At Six Feet Up, we have been running the legacy-free virtualization platform
Bhyve, which is built into
FreeBSD 10. We have been moving away from Xen in favor of Bhyve to power our VM platform because we are looking for a lighter and more efficient solution. As opposed to many hypervisors out there today, Bhyve removes the overhead necessary to support older hardware platforms and relies on the hardware to accelerate the virtualization process.
In parallel, we also use the open source storage solution
FreeNAS for backups and serving up shared file storage. We love FreeNAS because this ZFS-based advanced file system offers, among other things, snapshots, replication and is self healing. It's also based on the FreeBSD OS.
So, when we heard that FreeNAS was going to support Bhyve
[1], we were ecstatic because combining the two will greatly boost the efficiency of our VM hosting process. FreeNAS boxes typically have a lot of extra CPU resources that go unused and we can now run hybrid cloud services that combine the storage and virtualization layer to simplify the operations.

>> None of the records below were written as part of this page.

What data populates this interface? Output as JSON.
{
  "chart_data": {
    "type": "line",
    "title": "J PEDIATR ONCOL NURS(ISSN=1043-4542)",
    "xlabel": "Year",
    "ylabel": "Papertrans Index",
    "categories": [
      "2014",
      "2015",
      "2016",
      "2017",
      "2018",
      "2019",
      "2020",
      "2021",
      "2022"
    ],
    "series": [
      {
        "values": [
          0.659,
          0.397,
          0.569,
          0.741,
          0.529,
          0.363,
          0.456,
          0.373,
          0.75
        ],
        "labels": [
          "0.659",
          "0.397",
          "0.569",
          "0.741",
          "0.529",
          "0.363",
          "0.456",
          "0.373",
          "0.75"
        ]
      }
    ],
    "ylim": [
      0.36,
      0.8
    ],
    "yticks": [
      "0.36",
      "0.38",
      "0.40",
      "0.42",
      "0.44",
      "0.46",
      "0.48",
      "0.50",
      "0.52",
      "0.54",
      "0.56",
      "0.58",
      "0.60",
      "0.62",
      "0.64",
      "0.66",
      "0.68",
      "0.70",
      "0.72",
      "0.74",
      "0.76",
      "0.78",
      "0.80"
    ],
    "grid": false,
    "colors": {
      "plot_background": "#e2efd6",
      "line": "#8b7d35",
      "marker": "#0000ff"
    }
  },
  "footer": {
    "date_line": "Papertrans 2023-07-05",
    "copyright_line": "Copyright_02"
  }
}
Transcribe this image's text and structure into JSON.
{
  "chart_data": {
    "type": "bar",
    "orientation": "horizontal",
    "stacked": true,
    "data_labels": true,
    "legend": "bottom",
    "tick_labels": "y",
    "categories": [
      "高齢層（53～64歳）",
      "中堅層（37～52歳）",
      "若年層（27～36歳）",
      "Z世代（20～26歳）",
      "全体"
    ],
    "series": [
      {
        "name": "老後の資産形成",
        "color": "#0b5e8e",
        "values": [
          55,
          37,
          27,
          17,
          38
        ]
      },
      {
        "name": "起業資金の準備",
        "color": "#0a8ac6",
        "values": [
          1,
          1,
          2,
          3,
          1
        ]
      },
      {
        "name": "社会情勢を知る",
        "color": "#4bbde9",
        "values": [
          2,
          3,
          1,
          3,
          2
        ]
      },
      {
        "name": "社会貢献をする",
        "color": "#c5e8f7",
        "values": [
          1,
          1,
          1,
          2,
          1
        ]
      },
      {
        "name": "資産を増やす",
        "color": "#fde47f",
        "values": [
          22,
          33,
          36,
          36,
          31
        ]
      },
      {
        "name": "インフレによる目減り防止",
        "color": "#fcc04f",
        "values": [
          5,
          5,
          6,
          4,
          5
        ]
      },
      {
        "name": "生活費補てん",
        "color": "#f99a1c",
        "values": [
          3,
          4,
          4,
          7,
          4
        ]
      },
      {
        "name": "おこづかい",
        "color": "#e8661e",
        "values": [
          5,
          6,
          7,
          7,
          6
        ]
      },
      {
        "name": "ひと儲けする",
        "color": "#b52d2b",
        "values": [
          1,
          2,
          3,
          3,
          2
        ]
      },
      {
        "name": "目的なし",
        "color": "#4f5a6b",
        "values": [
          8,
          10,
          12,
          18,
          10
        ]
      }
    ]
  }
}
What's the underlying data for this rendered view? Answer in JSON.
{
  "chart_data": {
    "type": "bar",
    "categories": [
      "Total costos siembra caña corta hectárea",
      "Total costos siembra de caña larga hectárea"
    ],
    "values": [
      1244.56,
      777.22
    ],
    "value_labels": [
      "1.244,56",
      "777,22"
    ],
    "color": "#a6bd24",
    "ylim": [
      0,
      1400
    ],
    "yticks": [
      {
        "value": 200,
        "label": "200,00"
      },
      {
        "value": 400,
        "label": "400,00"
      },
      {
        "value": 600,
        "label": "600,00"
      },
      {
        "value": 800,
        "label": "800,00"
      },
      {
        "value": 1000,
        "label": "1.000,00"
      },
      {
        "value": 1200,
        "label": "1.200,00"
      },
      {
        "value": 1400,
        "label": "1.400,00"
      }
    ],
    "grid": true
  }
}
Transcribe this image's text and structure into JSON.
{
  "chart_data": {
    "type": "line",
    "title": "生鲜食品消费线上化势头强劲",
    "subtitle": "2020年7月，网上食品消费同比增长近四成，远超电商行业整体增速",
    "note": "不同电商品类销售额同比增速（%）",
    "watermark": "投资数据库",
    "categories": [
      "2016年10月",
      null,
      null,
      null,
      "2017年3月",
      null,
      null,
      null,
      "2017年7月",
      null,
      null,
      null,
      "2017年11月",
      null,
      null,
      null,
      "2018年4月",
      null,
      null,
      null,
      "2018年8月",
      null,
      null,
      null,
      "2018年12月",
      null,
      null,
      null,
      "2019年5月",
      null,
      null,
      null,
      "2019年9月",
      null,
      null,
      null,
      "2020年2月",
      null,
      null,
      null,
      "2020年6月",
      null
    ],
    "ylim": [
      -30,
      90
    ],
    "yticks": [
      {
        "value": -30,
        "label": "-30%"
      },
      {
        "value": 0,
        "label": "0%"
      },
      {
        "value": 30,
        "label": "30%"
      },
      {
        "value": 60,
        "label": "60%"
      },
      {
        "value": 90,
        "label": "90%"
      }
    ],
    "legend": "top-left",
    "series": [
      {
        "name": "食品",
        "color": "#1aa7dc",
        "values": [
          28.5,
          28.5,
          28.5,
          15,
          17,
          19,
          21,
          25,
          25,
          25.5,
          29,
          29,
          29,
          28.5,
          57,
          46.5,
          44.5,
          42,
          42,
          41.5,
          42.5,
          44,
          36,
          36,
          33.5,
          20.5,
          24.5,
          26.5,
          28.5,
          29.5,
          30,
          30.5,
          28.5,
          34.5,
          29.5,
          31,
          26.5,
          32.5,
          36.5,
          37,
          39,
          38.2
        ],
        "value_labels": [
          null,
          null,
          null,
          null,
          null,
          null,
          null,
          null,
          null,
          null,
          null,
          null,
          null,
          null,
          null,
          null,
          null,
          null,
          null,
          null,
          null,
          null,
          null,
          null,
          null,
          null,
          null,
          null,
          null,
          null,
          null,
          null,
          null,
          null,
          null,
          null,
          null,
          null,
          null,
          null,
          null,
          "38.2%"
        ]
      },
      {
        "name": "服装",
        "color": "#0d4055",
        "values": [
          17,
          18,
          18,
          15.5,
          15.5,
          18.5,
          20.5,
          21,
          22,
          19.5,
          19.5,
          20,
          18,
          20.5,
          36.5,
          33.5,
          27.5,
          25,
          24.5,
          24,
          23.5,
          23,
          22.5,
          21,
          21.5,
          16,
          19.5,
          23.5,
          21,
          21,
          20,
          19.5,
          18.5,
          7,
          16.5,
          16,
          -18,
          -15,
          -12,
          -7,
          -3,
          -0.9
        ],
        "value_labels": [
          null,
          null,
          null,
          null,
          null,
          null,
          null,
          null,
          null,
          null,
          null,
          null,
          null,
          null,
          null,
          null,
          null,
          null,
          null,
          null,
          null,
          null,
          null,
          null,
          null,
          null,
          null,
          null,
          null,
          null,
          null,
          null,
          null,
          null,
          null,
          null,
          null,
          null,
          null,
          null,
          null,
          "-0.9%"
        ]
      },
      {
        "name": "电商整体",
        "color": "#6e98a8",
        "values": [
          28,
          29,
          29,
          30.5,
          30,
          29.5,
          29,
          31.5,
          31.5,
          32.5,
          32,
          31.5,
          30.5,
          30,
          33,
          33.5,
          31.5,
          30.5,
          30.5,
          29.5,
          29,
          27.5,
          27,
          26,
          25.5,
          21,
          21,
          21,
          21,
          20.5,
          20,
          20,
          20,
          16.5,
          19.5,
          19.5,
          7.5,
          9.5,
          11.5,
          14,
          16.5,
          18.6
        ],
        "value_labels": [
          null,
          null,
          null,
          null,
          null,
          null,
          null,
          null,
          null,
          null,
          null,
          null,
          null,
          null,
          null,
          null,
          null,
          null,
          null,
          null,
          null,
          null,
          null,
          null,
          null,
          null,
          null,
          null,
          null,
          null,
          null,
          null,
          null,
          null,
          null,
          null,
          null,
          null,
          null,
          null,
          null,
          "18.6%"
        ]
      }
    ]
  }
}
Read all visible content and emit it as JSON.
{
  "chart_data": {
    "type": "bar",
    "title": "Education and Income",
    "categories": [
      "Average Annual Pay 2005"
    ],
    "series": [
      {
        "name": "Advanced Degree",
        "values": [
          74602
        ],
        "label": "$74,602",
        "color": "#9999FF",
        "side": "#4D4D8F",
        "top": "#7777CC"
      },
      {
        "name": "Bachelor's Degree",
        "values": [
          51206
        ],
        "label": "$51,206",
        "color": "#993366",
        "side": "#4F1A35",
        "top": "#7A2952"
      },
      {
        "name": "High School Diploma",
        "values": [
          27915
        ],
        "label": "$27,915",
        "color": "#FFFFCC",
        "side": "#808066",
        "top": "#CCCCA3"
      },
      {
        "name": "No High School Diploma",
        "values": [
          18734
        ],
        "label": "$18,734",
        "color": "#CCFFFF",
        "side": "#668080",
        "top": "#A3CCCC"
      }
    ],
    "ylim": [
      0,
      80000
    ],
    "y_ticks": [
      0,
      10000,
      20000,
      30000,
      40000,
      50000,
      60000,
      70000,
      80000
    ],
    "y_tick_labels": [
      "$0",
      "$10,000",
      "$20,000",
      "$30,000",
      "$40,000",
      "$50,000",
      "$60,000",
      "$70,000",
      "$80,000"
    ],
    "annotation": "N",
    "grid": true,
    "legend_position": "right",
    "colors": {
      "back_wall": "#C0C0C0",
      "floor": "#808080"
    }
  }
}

As part of our platform we are using the
vmrc framework from Michael Dexter to create and control the VMs. In a note on Twitter
[1] Michael mentioned that FreeNAS will be including Bhyve support on ZFS zvols using his work (he works for iXsystems and helps maintain FreeNAS). It is great to see the community paying to support great open source work.
Example of how easy it is to use Bhyve with `vmrc`:
# Create a new VM called sfup-tst01
$ sudo sh mkvm.sh sfu_default_64bit sfup-tst01_
# Start the VM
$ sudo service vm start sfup-tst01_0
# Profit!
That whole process created a Zvol for the root file system, formatted the block device as UFS and extracted the FreeBSD distribution onto it ready to boot. It does it in a little less than a minute from creation to running VM. The move by FreeNAS to include this as their virtualization layer means that you now have a nice point-and-click interface to control your VMs.